Dissertation Research : New Methods for Large Data Analysis
Part I: Apative Estimation for Mixture Parameters
Mixture models are often used to analyze data that arise from heterogeneous populations and
they have applications in many scientific disciplines. When data come in large quantities, or come in
sequentially over time, the standard EM algorithm may not be applied
to whole data to obtain parameter estimates of mixture models, or
the EM is not computationally efficient. New algorithms, called
Partial EM and Bayesian Partial EM, are proposed to address the problems of estimating mixture parameters for large
data and online data. The idea of Partial EM is to
first obtain MLE by implementing EM on first part of data, and
then combine the parameter estimate (without first part of data) with the information
from the second part of data to get an updated estimate.
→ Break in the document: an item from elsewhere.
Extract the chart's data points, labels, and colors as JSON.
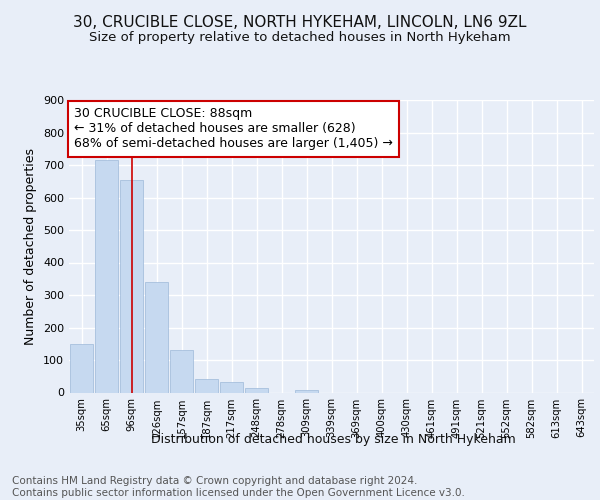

Coupling the new
estimators with the recent D-test for homogeneity of
finite mixture distributions, in which the D-test statistic has a
closed-form expression in terms of only parameter estimators, a data
mining procedure could be developed with a promising application in
intrusion detection.
Part II: SPCA - A New Feature Selection Procedure
Principal component analysis
(PCA) is one of the most widely used data processing and dimension
reduction techniques. However, in data mining, the number of
variables (or features) in a data set may be too large to be loaded
all together into a computer program for analyses. Even if they can
be loaded all at once, too many nuisance features may mask important
features in the data. We focus on a subsampling procedure for
selecting important features under the PCA framework. The main idea
is to perform PCA on subsamples of features from the original, large
data set and then combine the results based on a ranking function to
obtain the whole picture. The ranking function is designed to
``summarize'' the performance of each of the individual features in
PCA and evaluate their global importance. We showed subsampling
PCA (SPCA) procedure can recover principal components of
the data by identifying the important variables. Therefore, it can
serve as not only a dimension reduction technique but also a feature
selection procedure. We are currently investigating the application of our SPCA procedure to gene expression data analysis.
Other Research Work
Analyzed network traffic data with application to intrusion detection methods.
Analyzed medical gel imaging data, which involves image registration, segmentation, nonparametric modeling and multiple testing.